Faculty Co-Director, FinTech@CSAIL
Charles E. and Susan T. Harris Professor, MIT Sloan School of Management
Director, MIT Laboratory for Financial Engineering
Andrew Lo obtained his A.M. and PhD in economics from Harvard University in 1984, his B.A. in economics from Yale University in 1980, and graduated from the Bronx High School of Science in 1977. Lo began his academic career at the University of Pennsylvania’s Wharton School, where he was an assistant and associate professor from 1984 to 1988. Now, Lo is the Charles E. and Susan T. Harris Professor at the MIT Sloan School of Management and the director of MIT’s Laboratory for Financial Engineering. He later joined the MIT Computer Science and Artificial Intelligence Laboratory as a principal investigator.
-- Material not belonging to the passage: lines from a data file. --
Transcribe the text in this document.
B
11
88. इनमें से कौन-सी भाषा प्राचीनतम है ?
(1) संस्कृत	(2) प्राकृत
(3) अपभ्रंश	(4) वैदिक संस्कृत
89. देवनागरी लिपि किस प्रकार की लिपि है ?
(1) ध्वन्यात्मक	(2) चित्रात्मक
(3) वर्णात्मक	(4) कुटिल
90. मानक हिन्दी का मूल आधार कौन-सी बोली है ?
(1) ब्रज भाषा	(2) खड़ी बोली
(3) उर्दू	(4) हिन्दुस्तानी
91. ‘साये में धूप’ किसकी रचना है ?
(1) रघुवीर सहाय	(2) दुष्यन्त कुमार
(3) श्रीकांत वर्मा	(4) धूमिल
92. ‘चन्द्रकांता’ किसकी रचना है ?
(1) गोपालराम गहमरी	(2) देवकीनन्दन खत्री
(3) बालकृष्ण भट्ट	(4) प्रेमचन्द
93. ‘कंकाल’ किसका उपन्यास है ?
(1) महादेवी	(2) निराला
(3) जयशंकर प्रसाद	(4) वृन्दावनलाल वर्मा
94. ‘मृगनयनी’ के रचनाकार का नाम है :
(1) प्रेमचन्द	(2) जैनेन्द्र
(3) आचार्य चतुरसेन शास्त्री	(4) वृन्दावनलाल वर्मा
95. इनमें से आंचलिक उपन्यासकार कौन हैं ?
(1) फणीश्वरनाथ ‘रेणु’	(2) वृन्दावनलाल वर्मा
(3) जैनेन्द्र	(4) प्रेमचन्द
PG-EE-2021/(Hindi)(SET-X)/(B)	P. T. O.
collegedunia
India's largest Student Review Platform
Some of his awards include: Batterymarch, Guggenheim, and Sloan Fellowships; the Paul A. Samuelson Award; the Eugene Fama Prize; and the IAFE-SunGard Financial Engineer of the Year.
Industry Impact
Andrew Lo’s current research spans on five areas:
- Evolutionary models of Investor behavior and adaptive markets
- Systemic risk and financial regulation
- Quantitative models of financial markets
- Financial applications of machine-learning techniques and secure multi-party computation
- Healthcare finance
With the development of commerce and corporate governance, the use of financial engineering is a tool and a model for tending to the growth of organizations that have become important therefore raising the level for competitiveness and efficiency. Financial engineering helps to create, design, and implement new financial models and processes in order to find solutions for problems. This system helps to discover new financial opportunities: preparing models that require a great amount of research and rely on in-depth data analysis, simulations, risk analysis and stochastics. With that said, financial engineering can benefit organizations in seeking new solutions to various problems that include risk management, scenario simulation, and new product development.